On the face of it, it was a rather fun assignment — go out into nature and make a collection of pods, seed and leaves from a variety of trees.

leaf-collection-white

The one tiny problem was the complete lack of such trees anywhere near where I lived.

Most of my fellow pupils at Saint Andrew’s school, located in the middle of an English industrial city (Newcastle upon Tyne), probably shared my problem. Some of them may have lived within reach of Exhibition Park or the Town Moor, but I lived down on the Quayside. We had the Tyne river, docks, ancient buildings — but no sycamores, oaks or hazel trees for miles.

The Quayside in more recent years (2010). Our family's flat used to be the area circled in red to the left of the photo.

The Quayside in more recent years (2010). Our family’s flat used to be the area circled in red to the left of the photo. I was much more acquainted with the exact girder pattern of the Tyne Bridge just above my bedroom window than I was with the mysteries of trees.

Now, don’t misunderstand me, I loved growing up down there. In spite of the complete lack of any family-oriented facilities (including trees), it was a truly epic place for childhood adventure.

High Level Bridge

The High Level Bridge viewed from a part of the old walls where we liked to play. There are a few small trees growing there now, but it was mostly just weeds back in the 50’s and 60’s.

There were a handful of kids in the neighbourhood — my little brother and I, the two sons of the pub owner, and the two daughters of another bank caretaker.

We were “free range” and felt we owned the city.

The ancient city walls were our forts and houses, and many games were staged in the abandoned graveyard of All Saints Church.

All Saint's Church, Newcastle upon Tyne

All Saints Church had no congregation so it was left to turn into an overgrown adventure playground. Because the church itself was a protected historic building it was never demolished.

It didn’t occur to me for a moment that we were nature-deprived. There were, after all, plentiful weeds on the old World War II bomb-sites with which to create spectacular bouquets.

One of my favourite childhood bouquet ingredients. It’s called fireweed here in Canada, but in the UK it has the more poetic name “Rosebay WIllowherb.”

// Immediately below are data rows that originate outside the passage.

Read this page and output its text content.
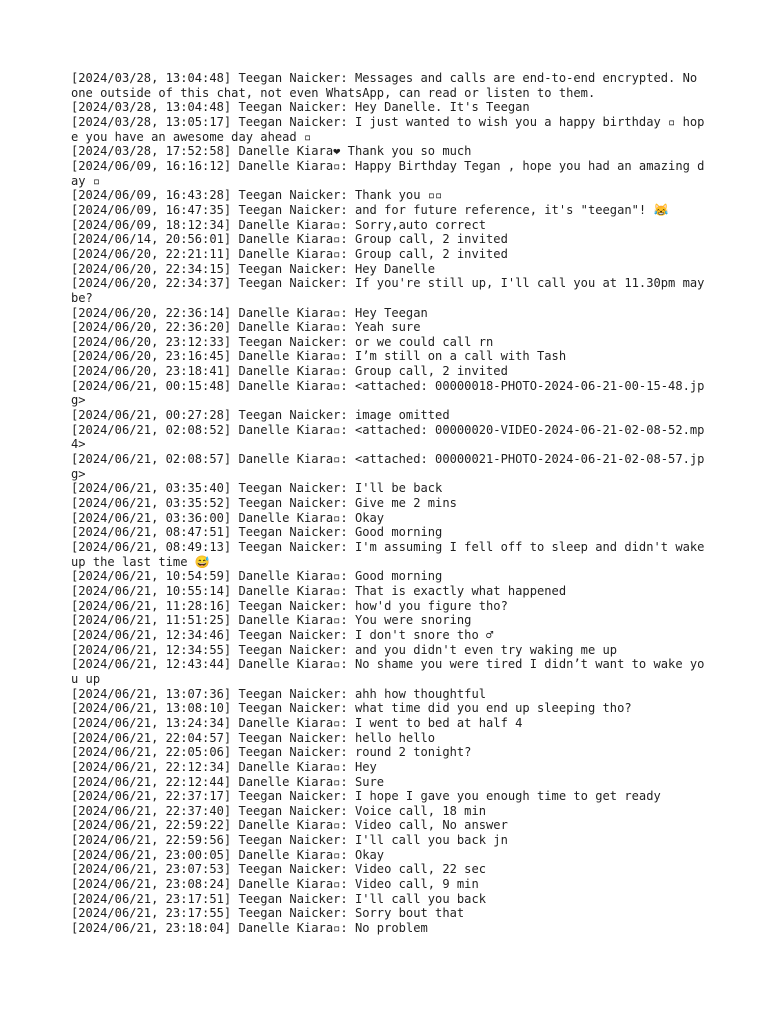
[2024/03/28, 13:04:48] Teegan Naicker: Messages and calls are end-to-end encrypted. No one outside of this chat, not even WhatsApp, can read or listen to them.
[2024/03/28, 13:04:48] Teegan Naicker: Hey Danelle. It's Teegan
[2024/03/28, 13:05:17] Teegan Naicker: I just wanted to wish you a happy birthday ▫ hope you have an awesome day ahead ▫
[2024/03/28, 17:52:58] Danelle Kiara❤ Thank you so much
[2024/06/09, 16:16:12] Danelle Kiara▫: Happy Birthday Tegan , hope you had an amazing day ▫
[2024/06/09, 16:43:28] Teegan Naicker: Thank you ▫▫
[2024/06/09, 16:47:35] Teegan Naicker: and for future reference, it's "teegan"! 😹
[2024/06/09, 18:12:34] Danelle Kiara▫: Sorry,auto correct
[2024/06/14, 20:56:01] Danelle Kiara▫: Group call, 2 invited
[2024/06/20, 22:21:11] Danelle Kiara▫: Group call, 2 invited
[2024/06/20, 22:34:15] Teegan Naicker: Hey Danelle
[2024/06/20, 22:34:37] Teegan Naicker: If you're still up, I'll call you at 11.30pm maybe?
[2024/06/20, 22:36:14] Danelle Kiara▫: Hey Teegan
[2024/06/20, 22:36:20] Danelle Kiara▫: Yeah sure
[2024/06/20, 23:12:33] Teegan Naicker: or we could call rn
[2024/06/20, 23:16:45] Danelle Kiara▫: I’m still on a call with Tash
[2024/06/20, 23:18:41] Danelle Kiara▫: Group call, 2 invited
[2024/06/21, 00:15:48] Danelle Kiara▫: <attached: 00000018-PHOTO-2024-06-21-00-15-48.jpg>
[2024/06/21, 00:27:28] Teegan Naicker: image omitted
[2024/06/21, 02:08:52] Danelle Kiara▫: <attached: 00000020-VIDEO-2024-06-21-02-08-52.mp4>
[2024/06/21, 02:08:57] Danelle Kiara▫: <attached: 00000021-PHOTO-2024-06-21-02-08-57.jpg>
[2024/06/21, 03:35:40] Teegan Naicker: I'll be back
[2024/06/21, 03:35:52] Teegan Naicker: Give me 2 mins
[2024/06/21, 03:36:00] Danelle Kiara▫: Okay
[2024/06/21, 08:47:51] Teegan Naicker: Good morning
[2024/06/21, 08:49:13] Teegan Naicker: I'm assuming I fell off to sleep and didn't wake up the last time 😅
[2024/06/21, 10:54:59] Danelle Kiara▫: Good morning
[2024/06/21, 10:55:14] Danelle Kiara▫: That is exactly what happened
[2024/06/21, 11:28:16] Teegan Naicker: how'd you figure tho?
[2024/06/21, 11:51:25] Danelle Kiara▫: You were snoring
[2024/06/21, 12:34:46] Teegan Naicker: I don't snore tho ♂
[2024/06/21, 12:34:55] Teegan Naicker: and you didn't even try waking me up
[2024/06/21, 12:43:44] Danelle Kiara▫: No shame you were tired I didn’t want to wake you up
[2024/06/21, 13:07:36] Teegan Naicker: ahh how thoughtful
[2024/06/21, 13:08:10] Teegan Naicker: what time did you end up sleeping tho?
[2024/06/21, 13:24:34] Danelle Kiara▫: I went to bed at half 4
[2024/06/21, 22:04:57] Teegan Naicker: hello hello
[2024/06/21, 22:05:06] Teegan Naicker: round 2 tonight?
[2024/06/21, 22:12:34] Danelle Kiara▫: Hey
[2024/06/21, 22:12:44] Danelle Kiara▫: Sure
[2024/06/21, 22:37:17] Teegan Naicker: I hope I gave you enough time to get ready
[2024/06/21, 22:37:40] Teegan Naicker: Voice call, 18 min
[2024/06/21, 22:59:22] Danelle Kiara▫: Video call, No answer
[2024/06/21, 22:59:56] Teegan Naicker: I'll call you back jn
[2024/06/21, 23:00:05] Danelle Kiara▫: Okay
[2024/06/21, 23:07:53] Teegan Naicker: Video call, 22 sec
[2024/06/21, 23:08:24] Danelle Kiara▫: Video call, 9 min
[2024/06/21, 23:17:51] Teegan Naicker: I'll call you back
[2024/06/21, 23:17:55] Teegan Naicker: Sorry bout that
[2024/06/21, 23:18:04] Danelle Kiara▫: No problem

But the dreaded Nature Collection project was real eye opener. I’d never actually seen the sycamore trees it spoke of, with their clever little helicopter seedpods. I certainly had idea where to go and collect samples. My mum, who didn’t drive and had my little brother to look after, couldn’t really help, other that getting some books out of the library for me.

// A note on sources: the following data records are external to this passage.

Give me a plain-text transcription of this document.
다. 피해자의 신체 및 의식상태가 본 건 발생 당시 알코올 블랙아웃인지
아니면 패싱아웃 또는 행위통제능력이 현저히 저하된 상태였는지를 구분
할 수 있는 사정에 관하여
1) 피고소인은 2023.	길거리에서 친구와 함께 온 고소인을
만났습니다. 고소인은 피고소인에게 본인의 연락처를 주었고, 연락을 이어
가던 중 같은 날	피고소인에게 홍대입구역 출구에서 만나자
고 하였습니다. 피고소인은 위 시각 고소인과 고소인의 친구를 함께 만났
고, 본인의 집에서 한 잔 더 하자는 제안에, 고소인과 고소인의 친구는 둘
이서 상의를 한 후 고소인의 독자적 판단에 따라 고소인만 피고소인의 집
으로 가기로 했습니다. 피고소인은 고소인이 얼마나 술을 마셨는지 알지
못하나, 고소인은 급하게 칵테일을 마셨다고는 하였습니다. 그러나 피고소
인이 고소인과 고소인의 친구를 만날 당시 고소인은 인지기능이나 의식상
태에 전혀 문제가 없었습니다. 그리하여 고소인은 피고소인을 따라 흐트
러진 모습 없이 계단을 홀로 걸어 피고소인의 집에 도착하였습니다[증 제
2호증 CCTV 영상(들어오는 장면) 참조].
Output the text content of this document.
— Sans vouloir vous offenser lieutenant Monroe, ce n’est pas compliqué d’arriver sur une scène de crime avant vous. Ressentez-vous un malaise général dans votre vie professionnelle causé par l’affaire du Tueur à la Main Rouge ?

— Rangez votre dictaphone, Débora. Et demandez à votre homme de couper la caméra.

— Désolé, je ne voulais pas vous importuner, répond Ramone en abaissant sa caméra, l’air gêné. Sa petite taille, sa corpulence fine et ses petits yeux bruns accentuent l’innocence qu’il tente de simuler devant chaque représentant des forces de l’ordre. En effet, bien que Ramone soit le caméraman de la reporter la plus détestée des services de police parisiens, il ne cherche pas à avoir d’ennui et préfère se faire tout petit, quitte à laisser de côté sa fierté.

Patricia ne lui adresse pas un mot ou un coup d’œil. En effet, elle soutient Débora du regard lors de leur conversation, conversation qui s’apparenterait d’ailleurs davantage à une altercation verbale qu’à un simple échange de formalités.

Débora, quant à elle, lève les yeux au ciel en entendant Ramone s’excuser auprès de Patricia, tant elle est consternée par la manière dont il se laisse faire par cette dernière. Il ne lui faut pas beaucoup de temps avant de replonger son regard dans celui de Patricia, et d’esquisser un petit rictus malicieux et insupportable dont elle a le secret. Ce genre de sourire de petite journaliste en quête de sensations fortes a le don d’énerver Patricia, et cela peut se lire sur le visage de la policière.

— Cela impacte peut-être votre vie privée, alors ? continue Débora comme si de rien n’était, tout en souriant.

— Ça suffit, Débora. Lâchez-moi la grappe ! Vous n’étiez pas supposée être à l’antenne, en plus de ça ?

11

In the end I just handed in some pictures of the items we were supposed to collect. It felt like a massive failure.

sycamore seed pods

Looking back, I feel some lingering annoyance that we were set an assignment so bound to fail. It was a classic curriculum vs real life mismatch.

On the other hand, it was a great gift. I feel as if I’ve been diligently working on that darn assignment ever since.

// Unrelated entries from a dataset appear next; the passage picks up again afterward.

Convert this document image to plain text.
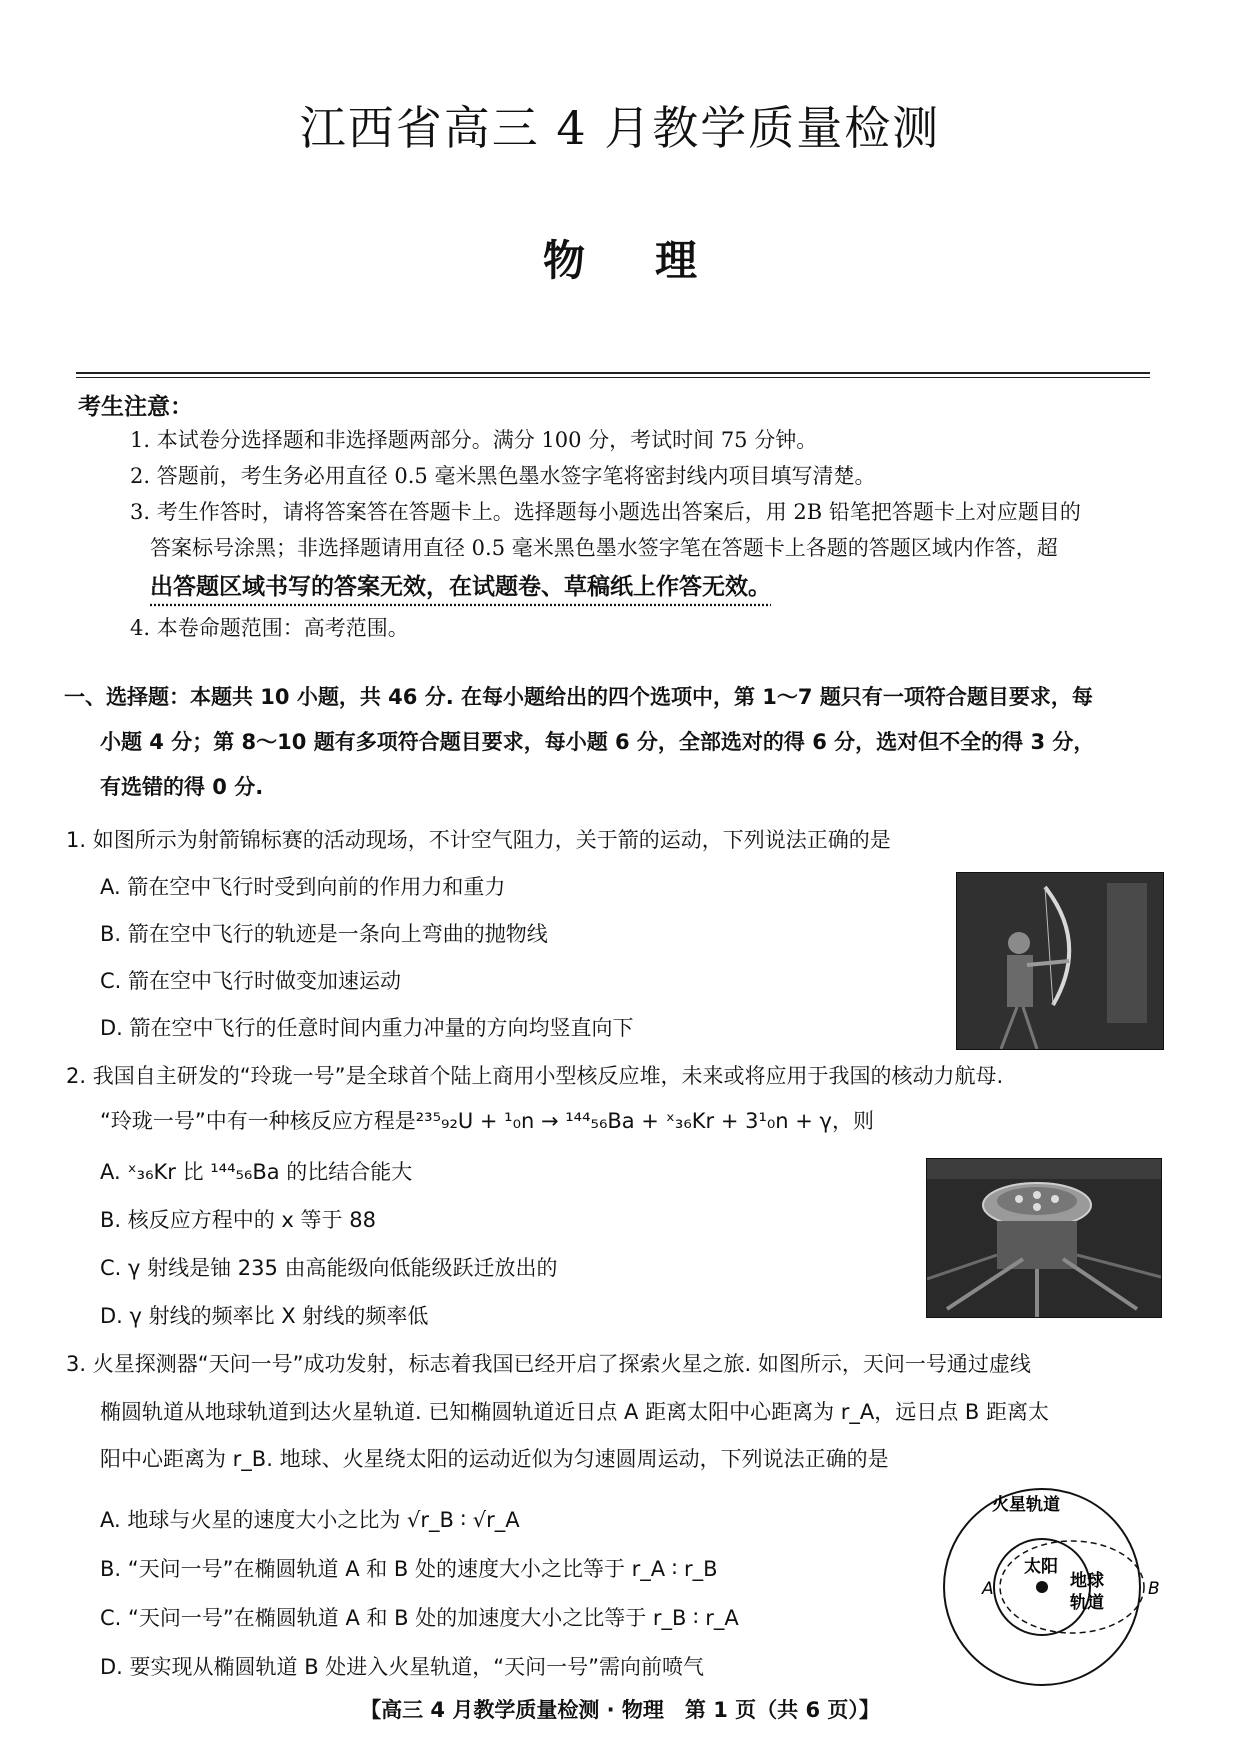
江西省高三 4 月教学质量检测
物理
考生注意：
1. 本试卷分选择题和非选择题两部分。满分 100 分，考试时间 75 分钟。
2. 答题前，考生务必用直径 0.5 毫米黑色墨水签字笔将密封线内项目填写清楚。
3. 考生作答时，请将答案答在答题卡上。选择题每小题选出答案后，用 2B 铅笔把答题卡上对应题目的
答案标号涂黑；非选择题请用直径 0.5 毫米黑色墨水签字笔在答题卡上各题的答题区域内作答，超
出答题区域书写的答案无效，在试题卷、草稿纸上作答无效。
4. 本卷命题范围：高考范围。
一、选择题：本题共 10 小题，共 46 分. 在每小题给出的四个选项中，第 1～7 题只有一项符合题目要求，每
小题 4 分；第 8～10 题有多项符合题目要求，每小题 6 分，全部选对的得 6 分，选对但不全的得 3 分，
有选错的得 0 分.
1. 如图所示为射箭锦标赛的活动现场，不计空气阻力，关于箭的运动，下列说法正确的是
A. 箭在空中飞行时受到向前的作用力和重力
B. 箭在空中飞行的轨迹是一条向上弯曲的抛物线
C. 箭在空中飞行时做变加速运动
D. 箭在空中飞行的任意时间内重力冲量的方向均竖直向下
2. 我国自主研发的“玲珑一号”是全球首个陆上商用小型核反应堆，未来或将应用于我国的核动力航母.
“玲珑一号”中有一种核反应方程是²³⁵₉₂U + ¹₀n → ¹⁴⁴₅₆Ba + ˣ₃₆Kr + 3¹₀n + γ，则
A. ˣ₃₆Kr 比 ¹⁴⁴₅₆Ba 的比结合能大
B. 核反应方程中的 x 等于 88
C. γ 射线是铀 235 由高能级向低能级跃迁放出的
D. γ 射线的频率比 X 射线的频率低
3. 火星探测器“天问一号”成功发射，标志着我国已经开启了探索火星之旅. 如图所示，天问一号通过虚线
椭圆轨道从地球轨道到达火星轨道. 已知椭圆轨道近日点 A 距离太阳中心距离为 r_A，远日点 B 距离太
阳中心距离为 r_B. 地球、火星绕太阳的运动近似为匀速圆周运动，下列说法正确的是
A. 地球与火星的速度大小之比为 √r_B ∶ √r_A
B. “天问一号”在椭圆轨道 A 和 B 处的速度大小之比等于 r_A ∶ r_B
C. “天问一号”在椭圆轨道 A 和 B 处的加速度大小之比等于 r_B ∶ r_A
D. 要实现从椭圆轨道 B 处进入火星轨道，“天问一号”需向前喷气
火星轨道
太阳
地球
轨道
A	B
【高三 4 月教学质量检测 · 物理　第 1 页（共 6 页）】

When I moved to other, greener parts of the world, I pressed all kinds of leaves and flowers in books. Sometimes I composed pictures of with the dried results and sent them to my mum back in Newcastle. I recently came across a few ancient specimens in my massive copy of Wild Flowers of the Pacific Northwest.

Pressed flowers

I still feel a thrill, fifty plus years later, every time I come across any new or particularly beautiful little specimen of leaf, seed, fungus, nest or moss.

Or crow, come to that. We only saw pigeons and gulls down on the Quayside.

Vera the crow

I’m always especially thrilled to see the ways in which nature and the city intersect

I love to see a weed forcing it’s way through asphalt, or human rubbish selected by birds to furnish their nests.

Bushtit nest

I found this fallen and abandoned bushtit nest and “collected” it earlier this year.

Bushtit nest

Detail of the bushtit nest. Construction materials include moss, spider webs (for strength and stretch), leaves, grass and fragments of man-made fibres.

This crow’s nest I found on the ground recently is a great town bird/country bird collaboration – an ingenious mix of twigs, moss, twine, packing fluff and zap straps.

Crow's Nest

Crow's nest detail

So, every piece of moss or rust, every bird I see; every lovely fallen leaf that catches my eye; it’s all being mentally added to the ongoing “Nature Collection” project.